Het onderhavige verzoek om een prejudiciële beslissing is voortgekomen uit een procedure bij de Hoge Raad der
Nederlanden tussen X en de Staatssecretaris van Financiën inzake de betaling van inkomstenbelasting en de premie
volksverzekeringen voor het jaar 2009.
2.
De verwijzende rechter verzoekt het Hof om uitlegging van de conflictregels van artikel 13, lid 2, onder a), en artikel 14,
lid 2, onder b), i), van verordening (EEG) nr. 1408/71.(2) De verwijzende rechter stelt in het bijzonder de vraag aan de orde
of iemand die gedurende drie maanden tijdens haar onbetaald verlof werkzaamheden in loondienst in een andere lidstaat
uitoefent, voor de vaststelling van de toepasselijke wetgeving moet worden beschouwd als iemand die op het grondgebied
van twee lidstaten werkzaamheden in loondienst pleegt uit te oefenen.
Toepasselijke bepalingen
3.
Artikel 1 van verordening nr. 1408/71 bevat de volgende definitie van „werknemer en zelfstandige”:
„a)
wordt onder ‚werknemer’ en onder ‚zelfstandige’ respectievelijk verstaan ieder:
i) die verplicht of vrijwillig voortgezet verzekerd is tegen een of meer gebeurtenissen, behorende tot de takken van een
stelsel van sociale zekerheid voor werknemers of zelfstandigen of tot een bijzonder stelsel voor ambtenaren;”
4.
Artikel 13 van die verordening luidt als volgt:
Pagina 1 van 7
„1. Onder voorbehoud van de artikelen 14 quater en 14 septies zijn degenen op wie deze verordening van toepassing
is, slechts aan de wetgeving van één enkele lidstaat onderworpen.

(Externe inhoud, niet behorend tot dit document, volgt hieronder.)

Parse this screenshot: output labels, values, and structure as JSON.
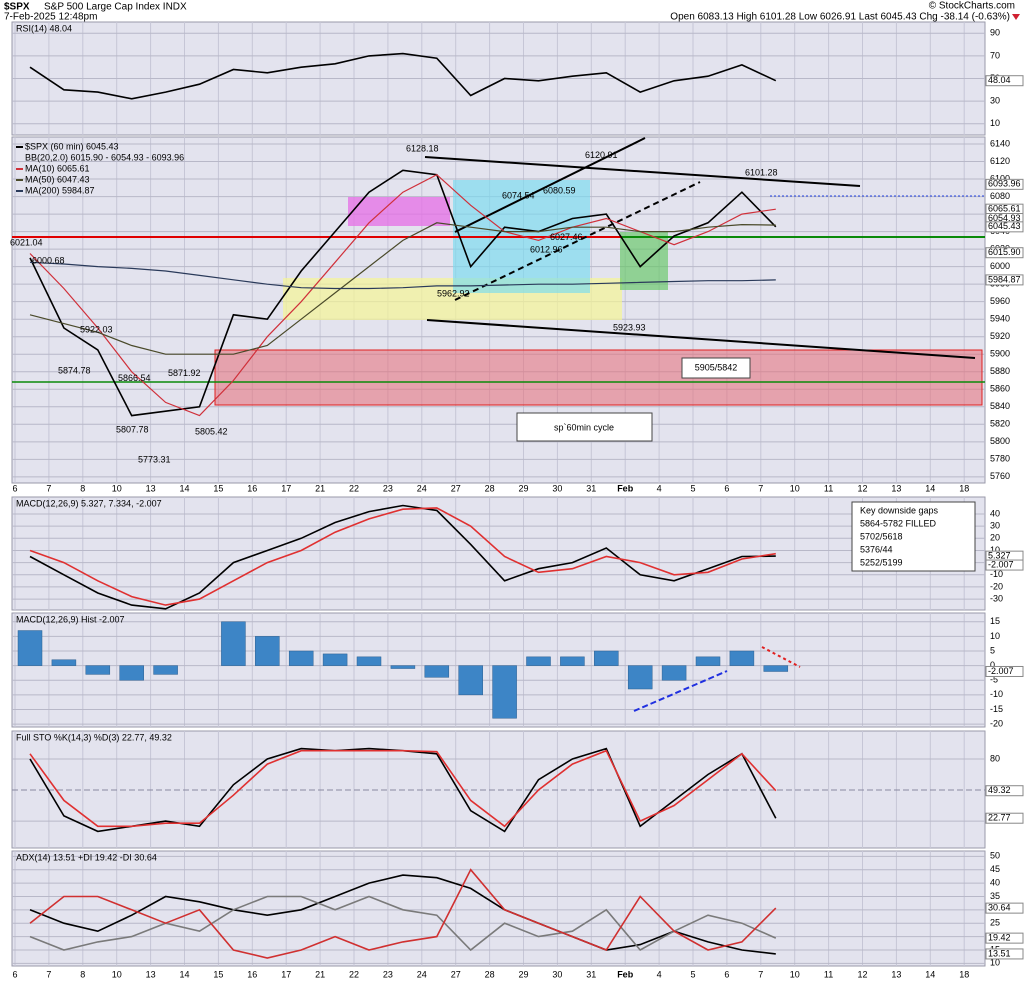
{
  "header": {
    "symbol": "$SPX",
    "name": "S&P 500 Large Cap Index INDX",
    "datetime": "7-Feb-2025 12:48pm",
    "quote": "Open 6083.13 High 6101.28 Low 6026.91 Last 6045.43 Chg -38.14 (-0.63%)",
    "credit": "© StockCharts.com"
  },
  "chart_data": [
    {
      "type": "line",
      "title": "RSI(14) 48.04",
      "ylim": [
        0,
        100
      ],
      "yticks": [
        10,
        30,
        50,
        70,
        90
      ],
      "series": [
        {
          "color": "#000000",
          "values": [
            60,
            40,
            38,
            32,
            38,
            45,
            58,
            55,
            60,
            63,
            70,
            72,
            68,
            35,
            50,
            48,
            52,
            55,
            38,
            48,
            52,
            62,
            48.04,
            null,
            null,
            null,
            null,
            null,
            null
          ]
        }
      ],
      "tags": [
        48.04
      ]
    },
    {
      "type": "line",
      "categories": [
        "6",
        "7",
        "8",
        "10",
        "13",
        "14",
        "15",
        "16",
        "17",
        "21",
        "22",
        "23",
        "24",
        "27",
        "28",
        "29",
        "30",
        "31",
        "Feb",
        "4",
        "5",
        "6",
        "7",
        "10",
        "11",
        "12",
        "13",
        "14",
        "18"
      ],
      "ylim": [
        5753,
        6148
      ],
      "yticks": [
        5760,
        5780,
        5800,
        5820,
        5840,
        5860,
        5880,
        5900,
        5920,
        5940,
        5960,
        5980,
        6000,
        6020,
        6040,
        6060,
        6080,
        6100,
        6120,
        6140
      ],
      "series": [
        {
          "name": "$SPX (60 min) 6045.43",
          "color": "#000000",
          "values": [
            6010,
            5930,
            5905,
            5830,
            5835,
            5840,
            5945,
            5940,
            5995,
            6040,
            6085,
            6110,
            6105,
            6000,
            6045,
            6040,
            6055,
            6060,
            6000,
            6035,
            6050,
            6085,
            6045.43,
            null,
            null,
            null,
            null,
            null,
            null
          ]
        },
        {
          "name": "MA(10) 6065.61",
          "color": "#d0303a",
          "values": [
            6015,
            5975,
            5930,
            5880,
            5845,
            5830,
            5870,
            5920,
            5960,
            6005,
            6050,
            6085,
            6105,
            6070,
            6040,
            6030,
            6045,
            6055,
            6040,
            6025,
            6040,
            6060,
            6065.61,
            null,
            null,
            null,
            null,
            null,
            null
          ]
        },
        {
          "name": "MA(50) 6047.43",
          "color": "#4a4a2a",
          "values": [
            5945,
            5935,
            5925,
            5910,
            5900,
            5900,
            5900,
            5910,
            5940,
            5970,
            6000,
            6030,
            6050,
            6045,
            6040,
            6040,
            6045,
            6045,
            6040,
            6040,
            6045,
            6048,
            6047.43,
            null,
            null,
            null,
            null,
            null,
            null
          ]
        },
        {
          "name": "MA(200) 5984.87",
          "color": "#2a3a5a",
          "values": [
            6005,
            6003,
            6000,
            5998,
            5995,
            5990,
            5985,
            5980,
            5976,
            5975,
            5975,
            5976,
            5978,
            5978,
            5979,
            5980,
            5980,
            5981,
            5982,
            5983,
            5984,
            5984,
            5984.87,
            null,
            null,
            null,
            null,
            null,
            null
          ]
        }
      ],
      "note": "BB(20,2.0) 6015.90 - 6054.93 - 6093.96",
      "point_labels": [
        6021.04,
        6000.68,
        5922.03,
        5874.78,
        5866.54,
        5871.92,
        5807.78,
        5773.31,
        5805.42,
        6128.18,
        6074.54,
        6080.59,
        6027.46,
        6012.96,
        5962.92,
        6120.91,
        5923.93,
        6101.28
      ],
      "tags": [
        6093.96,
        6065.61,
        6054.93,
        6045.43,
        {
          "value": 6015.9,
          "label": "6015.90"
        },
        5984.87
      ],
      "annotations": [
        "5905/5842",
        "sp`60min cycle"
      ]
    },
    {
      "type": "line",
      "title": "MACD(12,26,9) 5.327, 7.334, -2.007",
      "ylim": [
        -39,
        54
      ],
      "yticks": [
        -30,
        -20,
        -10,
        0,
        10,
        20,
        30,
        40
      ],
      "series": [
        {
          "color": "#000000",
          "values": [
            5,
            -10,
            -25,
            -35,
            -38,
            -25,
            0,
            10,
            20,
            33,
            42,
            47,
            43,
            15,
            -15,
            -5,
            0,
            12,
            -10,
            -15,
            -5,
            5,
            5.327,
            null,
            null,
            null,
            null,
            null,
            null
          ]
        },
        {
          "color": "#e03030",
          "values": [
            10,
            0,
            -15,
            -28,
            -35,
            -30,
            -15,
            0,
            10,
            25,
            36,
            44,
            45,
            30,
            5,
            -8,
            -5,
            5,
            0,
            -10,
            -8,
            3,
            7.334,
            null,
            null,
            null,
            null,
            null,
            null
          ]
        }
      ],
      "tags": [
        5.327,
        -2.007
      ],
      "annotations": [
        "Key downside gaps",
        "5864-5782 FILLED",
        "5702/5618",
        "5376/44",
        "5252/5199"
      ]
    },
    {
      "type": "bar",
      "title": "MACD(12,26,9) Hist -2.007",
      "ylim": [
        -21,
        18
      ],
      "yticks": [
        -20,
        -15,
        -10,
        -5,
        0,
        5,
        10,
        15
      ],
      "color": "#3d85c6",
      "values": [
        12,
        2,
        -3,
        -5,
        -3,
        0,
        15,
        10,
        5,
        4,
        3,
        -1,
        -4,
        -10,
        -18,
        3,
        3,
        5,
        -8,
        -5,
        3,
        5,
        -2.007,
        null,
        null,
        null,
        null,
        null,
        null
      ],
      "tags": [
        -2.007
      ]
    },
    {
      "type": "line",
      "title": "Full STO %K(14,3) %D(3) 22.77, 49.32",
      "ylim": [
        -6,
        107
      ],
      "yticks": [
        20,
        80
      ],
      "series": [
        {
          "color": "#000000",
          "values": [
            80,
            25,
            10,
            15,
            20,
            15,
            55,
            80,
            90,
            88,
            90,
            88,
            85,
            30,
            10,
            60,
            80,
            90,
            15,
            40,
            65,
            85,
            22.77,
            null,
            null,
            null,
            null,
            null,
            null
          ]
        },
        {
          "color": "#e03030",
          "values": [
            85,
            40,
            15,
            15,
            18,
            18,
            45,
            75,
            88,
            88,
            88,
            88,
            87,
            40,
            15,
            50,
            75,
            88,
            20,
            35,
            60,
            85,
            49.32,
            null,
            null,
            null,
            null,
            null,
            null
          ]
        }
      ],
      "tags": [
        49.32,
        22.77
      ]
    },
    {
      "type": "line",
      "title": "ADX(14) 13.51 +DI 19.42 -DI 30.64",
      "categories": [
        "6",
        "7",
        "8",
        "10",
        "13",
        "14",
        "15",
        "16",
        "17",
        "21",
        "22",
        "23",
        "24",
        "27",
        "28",
        "29",
        "30",
        "31",
        "Feb",
        "4",
        "5",
        "6",
        "7",
        "10",
        "11",
        "12",
        "13",
        "14",
        "18"
      ],
      "ylim": [
        9,
        52
      ],
      "yticks": [
        10,
        15,
        20,
        25,
        30,
        35,
        40,
        45,
        50
      ],
      "series": [
        {
          "color": "#000000",
          "values": [
            30,
            25,
            22,
            28,
            35,
            33,
            30,
            28,
            30,
            35,
            40,
            43,
            42,
            38,
            30,
            25,
            20,
            15,
            17,
            22,
            18,
            15,
            13.51,
            null,
            null,
            null,
            null,
            null,
            null
          ]
        },
        {
          "color": "#7a7a7a",
          "values": [
            20,
            15,
            18,
            20,
            25,
            22,
            30,
            35,
            35,
            30,
            35,
            30,
            28,
            15,
            25,
            20,
            22,
            30,
            15,
            22,
            28,
            25,
            19.42,
            null,
            null,
            null,
            null,
            null,
            null
          ]
        },
        {
          "color": "#d03030",
          "values": [
            25,
            35,
            35,
            30,
            25,
            30,
            15,
            12,
            15,
            20,
            15,
            18,
            20,
            45,
            30,
            25,
            20,
            15,
            35,
            22,
            15,
            18,
            30.64,
            null,
            null,
            null,
            null,
            null,
            null
          ]
        }
      ],
      "tags": [
        30.64,
        19.42,
        13.51
      ]
    }
  ]
}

De toe te passen wetgeving wordt overeenkomstig de
bepalingen van deze titel vastgesteld.
2.
Onder voorbehoud van de artikelen 14 tot en met 17:
a) is op degene die op het grondgebied van een lidstaat werkzaamheden in loondienst uitoefent, de wetgeving van die
Staat van toepassing zelfs indien hij op het grondgebied van een andere lidstaat woont of indien de zetel van de onderneming
of het domicilie van de werkgever waarbij hij werkzaam is, zich bevindt op het grondgebied van een andere lidstaat;”
5.
Artikel 14, lid 2, onder b), i), van dezelfde verordening bepaalt:
„2. Op degene die op het grondgebied van twee of meer lidstaten werkzaamheden in loondienst pleegt uit te oefenen,
wordt de toepasselijke wetgeving als volgt vastgesteld:
[...]
b)
op andere personen dan die bedoeld onder a) is van toepassing:
i) de wetgeving van de lidstaat op het grondgebied waarvan zij wonen, indien zij een deel van hun werkzaamheden op dit
grondgebied uitoefenen of indien zij verbonden zijn aan meer dan één onderneming of meer dan één werkgever die hun zetel
of domicilie op het grondgebied van verschillende lidstaten hebben;”
Feiten van het hoofdgeding
6.
X heeft de Nederlandse nationaliteit en woont en werkt in loondienst in Nederland.
7.
Met de Nederlandse werkgever was zij overeengekomen dat zij gedurende de periode van 1 december 2008 tot
en met 28 februari 2009 ingevolge een bijzondere afspraak onbetaald verlof zou krijgen. Overeengekomen was dat haar
arbeidscontract gehandhaafd zou blijven en dat ze op 1 maart 2009 zou terugkeren in haar reguliere functie.
8.
In de periode van haar onbetaald verlof verbleef X in Oostenrijk en was zij bij een in Oostenrijk gevestigde werkgever in
dienstbetrekking werkzaam als skilerares. In deze maanden heeft zij geen werkzaamheden in Nederland verricht.
9.
Het geschil tussen X en de Staatssecretaris van Financiën in het hoofdgeding betreft de beoordeling van de
inkomstenbelasting en de premie volksverzekeringen voor het jaar 2009. Het geschil gaat met name over de vraag of X in
januari en februari 2009 verplicht verzekerd was op grond van de Nederlandse socialezekerheidswetgeving en daardoor ook
premieplichtig was.
10. Het gerechtshof Arnhem-Leeuwarden (Nederland) heeft in het hoger beroep tegen de beslissing van de rechtbank
Gelderland geoordeeld dat de dienstbetrekking tussen X en de Nederlandse werkgever tijdens de periode van onbetaald
verlof is blijven voortbestaan en dat de Nederlandse wetgeving ook in de betrokken twee maanden van toepassing was.
11.
X heeft tegen die beslissing beroep in cassatie ingesteld bij de verwijzende rechter.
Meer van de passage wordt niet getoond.